Evans hat kürzlich die Dreharbeiten in Pittsburgh zu Ewan McGregors Regie-Debüt AMERICAN PASTORAL abgeschlossen, welches auf dem mit dem Pulitzer-Preis ausgezeichneten Roman von Philip Roth basiert. Jennifer Connelly und Dakota Fanning gehören ebenfalls zum Darsteller-Ensemble.
Seit seiner Ausbildung an der Webber Douglas Academy of Dramatic Art, ist Evans große internationale Beachtung für seine Rollen in Film, Fernsehen und am Theater zugekommen. Sein Kinofilm-Debüt hatte er als FBI-Agent John Myers in HELLBOY (2004), der mit diversen Preisen ausgezeichneten Adaption von Mike Mignolas Comic-Serie durch Guillermo del Toro. Ebenfalls zu sehen war Evans zusammen mit Rachel Weisz in Alejandro Amenábars historischem Drama AGORA – DIE SÄULEN DES HIMMELS („Agora“, 2009), welches „Außer Konkurrenz“ auf dem Cannes Film Festival 2009 zu sehen war.

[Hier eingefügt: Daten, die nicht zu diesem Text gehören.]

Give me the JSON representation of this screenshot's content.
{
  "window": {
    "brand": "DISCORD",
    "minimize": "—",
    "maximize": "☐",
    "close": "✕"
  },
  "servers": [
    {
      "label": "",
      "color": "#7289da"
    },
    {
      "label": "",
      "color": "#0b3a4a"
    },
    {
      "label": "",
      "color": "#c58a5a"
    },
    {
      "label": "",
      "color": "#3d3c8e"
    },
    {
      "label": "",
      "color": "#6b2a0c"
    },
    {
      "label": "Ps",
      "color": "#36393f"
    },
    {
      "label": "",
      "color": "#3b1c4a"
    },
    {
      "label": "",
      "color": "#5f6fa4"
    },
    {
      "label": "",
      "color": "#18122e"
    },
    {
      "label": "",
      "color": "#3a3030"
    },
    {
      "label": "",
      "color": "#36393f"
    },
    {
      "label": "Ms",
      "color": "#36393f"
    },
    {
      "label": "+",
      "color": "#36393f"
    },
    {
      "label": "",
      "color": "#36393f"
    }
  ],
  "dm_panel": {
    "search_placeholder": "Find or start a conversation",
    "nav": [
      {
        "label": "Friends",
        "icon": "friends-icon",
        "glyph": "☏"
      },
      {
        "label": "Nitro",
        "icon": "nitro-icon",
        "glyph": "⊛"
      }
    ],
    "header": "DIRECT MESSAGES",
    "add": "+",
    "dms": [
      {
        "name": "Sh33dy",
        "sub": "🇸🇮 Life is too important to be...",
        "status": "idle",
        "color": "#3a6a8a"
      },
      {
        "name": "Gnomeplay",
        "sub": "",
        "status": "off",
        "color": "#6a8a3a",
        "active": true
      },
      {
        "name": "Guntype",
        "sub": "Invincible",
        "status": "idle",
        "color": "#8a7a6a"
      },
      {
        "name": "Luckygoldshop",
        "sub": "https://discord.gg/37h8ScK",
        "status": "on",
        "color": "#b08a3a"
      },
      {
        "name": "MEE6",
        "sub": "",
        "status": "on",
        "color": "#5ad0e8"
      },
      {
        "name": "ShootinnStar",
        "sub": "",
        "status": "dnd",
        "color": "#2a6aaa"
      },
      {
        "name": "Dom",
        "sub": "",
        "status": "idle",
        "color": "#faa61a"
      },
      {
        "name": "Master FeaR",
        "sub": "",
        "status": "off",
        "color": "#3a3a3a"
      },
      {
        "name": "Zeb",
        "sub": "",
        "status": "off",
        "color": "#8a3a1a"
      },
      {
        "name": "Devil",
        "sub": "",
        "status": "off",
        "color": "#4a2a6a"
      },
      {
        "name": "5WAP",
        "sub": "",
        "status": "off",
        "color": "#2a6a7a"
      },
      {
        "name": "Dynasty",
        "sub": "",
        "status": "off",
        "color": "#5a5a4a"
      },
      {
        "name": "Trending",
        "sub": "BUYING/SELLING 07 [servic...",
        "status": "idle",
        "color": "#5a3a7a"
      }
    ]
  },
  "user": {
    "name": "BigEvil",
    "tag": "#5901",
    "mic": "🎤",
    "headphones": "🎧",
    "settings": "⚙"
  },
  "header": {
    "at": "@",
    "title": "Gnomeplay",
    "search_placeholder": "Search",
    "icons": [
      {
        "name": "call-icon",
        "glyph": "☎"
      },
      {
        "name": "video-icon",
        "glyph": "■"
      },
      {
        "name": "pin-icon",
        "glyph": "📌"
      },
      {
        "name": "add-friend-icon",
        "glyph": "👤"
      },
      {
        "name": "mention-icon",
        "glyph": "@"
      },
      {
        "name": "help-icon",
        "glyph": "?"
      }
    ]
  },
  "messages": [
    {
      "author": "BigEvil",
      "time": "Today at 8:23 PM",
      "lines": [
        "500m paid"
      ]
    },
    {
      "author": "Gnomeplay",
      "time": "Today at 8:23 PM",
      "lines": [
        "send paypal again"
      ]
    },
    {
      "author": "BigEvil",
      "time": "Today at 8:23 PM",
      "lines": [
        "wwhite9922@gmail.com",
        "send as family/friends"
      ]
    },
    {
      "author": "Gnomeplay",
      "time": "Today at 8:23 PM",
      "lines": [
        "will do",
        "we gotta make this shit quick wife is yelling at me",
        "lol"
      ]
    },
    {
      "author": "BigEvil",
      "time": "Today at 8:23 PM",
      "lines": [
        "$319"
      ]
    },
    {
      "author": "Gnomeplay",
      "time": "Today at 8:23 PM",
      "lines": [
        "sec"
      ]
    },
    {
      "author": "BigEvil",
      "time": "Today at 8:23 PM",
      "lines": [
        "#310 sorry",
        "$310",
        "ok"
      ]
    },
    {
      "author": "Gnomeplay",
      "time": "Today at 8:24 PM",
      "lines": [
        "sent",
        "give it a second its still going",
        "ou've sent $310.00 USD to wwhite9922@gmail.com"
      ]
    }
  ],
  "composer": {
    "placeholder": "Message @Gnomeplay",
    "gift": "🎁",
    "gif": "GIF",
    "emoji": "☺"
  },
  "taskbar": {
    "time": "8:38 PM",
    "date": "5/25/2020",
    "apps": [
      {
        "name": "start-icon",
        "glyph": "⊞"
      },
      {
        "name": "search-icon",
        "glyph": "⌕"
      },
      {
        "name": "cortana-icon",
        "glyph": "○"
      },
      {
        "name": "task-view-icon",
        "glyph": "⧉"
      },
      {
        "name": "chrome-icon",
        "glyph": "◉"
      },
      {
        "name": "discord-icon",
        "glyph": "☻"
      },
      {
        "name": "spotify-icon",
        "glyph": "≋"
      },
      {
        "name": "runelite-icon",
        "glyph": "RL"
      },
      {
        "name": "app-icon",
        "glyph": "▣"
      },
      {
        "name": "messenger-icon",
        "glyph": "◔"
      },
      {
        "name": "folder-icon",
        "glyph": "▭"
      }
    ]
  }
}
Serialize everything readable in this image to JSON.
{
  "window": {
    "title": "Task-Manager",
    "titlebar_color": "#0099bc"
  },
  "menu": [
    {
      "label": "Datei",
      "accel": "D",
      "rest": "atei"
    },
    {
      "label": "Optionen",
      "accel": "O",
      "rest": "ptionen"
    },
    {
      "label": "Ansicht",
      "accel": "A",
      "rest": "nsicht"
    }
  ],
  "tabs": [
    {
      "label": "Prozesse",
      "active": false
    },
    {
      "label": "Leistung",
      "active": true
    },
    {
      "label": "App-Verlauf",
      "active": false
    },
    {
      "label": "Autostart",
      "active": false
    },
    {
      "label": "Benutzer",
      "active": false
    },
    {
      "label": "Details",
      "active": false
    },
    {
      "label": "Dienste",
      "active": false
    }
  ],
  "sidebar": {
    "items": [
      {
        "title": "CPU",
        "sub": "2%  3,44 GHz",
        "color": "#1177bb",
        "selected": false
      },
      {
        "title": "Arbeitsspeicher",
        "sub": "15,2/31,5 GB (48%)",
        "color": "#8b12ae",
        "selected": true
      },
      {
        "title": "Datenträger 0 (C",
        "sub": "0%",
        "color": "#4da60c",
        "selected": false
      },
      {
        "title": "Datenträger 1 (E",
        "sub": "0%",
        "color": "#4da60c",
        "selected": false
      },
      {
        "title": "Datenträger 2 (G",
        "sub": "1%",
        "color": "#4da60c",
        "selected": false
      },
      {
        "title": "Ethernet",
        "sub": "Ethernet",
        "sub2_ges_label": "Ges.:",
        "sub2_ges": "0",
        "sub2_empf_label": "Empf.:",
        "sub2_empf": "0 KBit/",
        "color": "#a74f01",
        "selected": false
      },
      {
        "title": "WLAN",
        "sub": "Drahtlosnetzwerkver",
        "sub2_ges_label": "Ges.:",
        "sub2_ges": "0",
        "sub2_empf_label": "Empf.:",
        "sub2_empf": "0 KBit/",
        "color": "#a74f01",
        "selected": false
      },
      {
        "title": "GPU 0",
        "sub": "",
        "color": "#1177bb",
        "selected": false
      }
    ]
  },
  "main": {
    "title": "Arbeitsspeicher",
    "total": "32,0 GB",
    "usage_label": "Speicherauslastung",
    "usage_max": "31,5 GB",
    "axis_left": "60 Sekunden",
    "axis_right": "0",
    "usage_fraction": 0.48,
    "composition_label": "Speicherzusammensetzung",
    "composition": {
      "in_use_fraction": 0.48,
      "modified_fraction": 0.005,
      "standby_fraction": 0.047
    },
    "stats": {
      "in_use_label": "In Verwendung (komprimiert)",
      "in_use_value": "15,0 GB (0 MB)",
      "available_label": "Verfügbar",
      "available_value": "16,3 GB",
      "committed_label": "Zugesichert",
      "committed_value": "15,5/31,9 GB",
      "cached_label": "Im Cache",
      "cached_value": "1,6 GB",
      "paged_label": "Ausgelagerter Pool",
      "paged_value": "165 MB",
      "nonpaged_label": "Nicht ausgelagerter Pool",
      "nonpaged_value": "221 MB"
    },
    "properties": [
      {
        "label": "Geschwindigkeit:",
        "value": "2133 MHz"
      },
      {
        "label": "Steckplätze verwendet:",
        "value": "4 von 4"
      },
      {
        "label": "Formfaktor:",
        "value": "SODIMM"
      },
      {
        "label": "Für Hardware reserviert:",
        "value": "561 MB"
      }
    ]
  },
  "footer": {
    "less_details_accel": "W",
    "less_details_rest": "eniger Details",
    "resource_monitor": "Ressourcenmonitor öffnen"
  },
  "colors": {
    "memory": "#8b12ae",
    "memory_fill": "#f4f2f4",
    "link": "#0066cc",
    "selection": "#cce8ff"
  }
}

Evans wurde für seine Arbeit in einigen der besten britischen Dramen gelobt: So war er 2014 in der Rolle von Ian Flemings älterem Bruder in „Mein Name ist Fleming. Ian Fleming“ („Fleming“), dem als Mini-Serie ausgestrahlten Biopic über den gefeierten Autor der Bond-Romane, zu sehen. An „Die Tore der Welt“ („World Without End“) dem Nachfolger zur hochgelobten Mini-Serie „Die Säulen der Erde“ („The Pillars of the Earth“), wirkte Evans darüber hinaus genauso mit, wie an EMMA, der für den Golden Globe nominierten Adaption des Jane-Austen-Romans und der BAFTA-, sowie IFTA-nominierten Mini-Serie „Fingersmith“ mit Sally Hawkins. Weitere Auftritte Evans im britischen Fernsehen umfassen darüber hinaus „The Village“, Lucan“, „Agatha Christie’s Poirot“, „The Secrets“, „The Little House“, „North & South“, „Rockface“, „The Palace“ und „Sons & Lovers“. Evans lebt in London.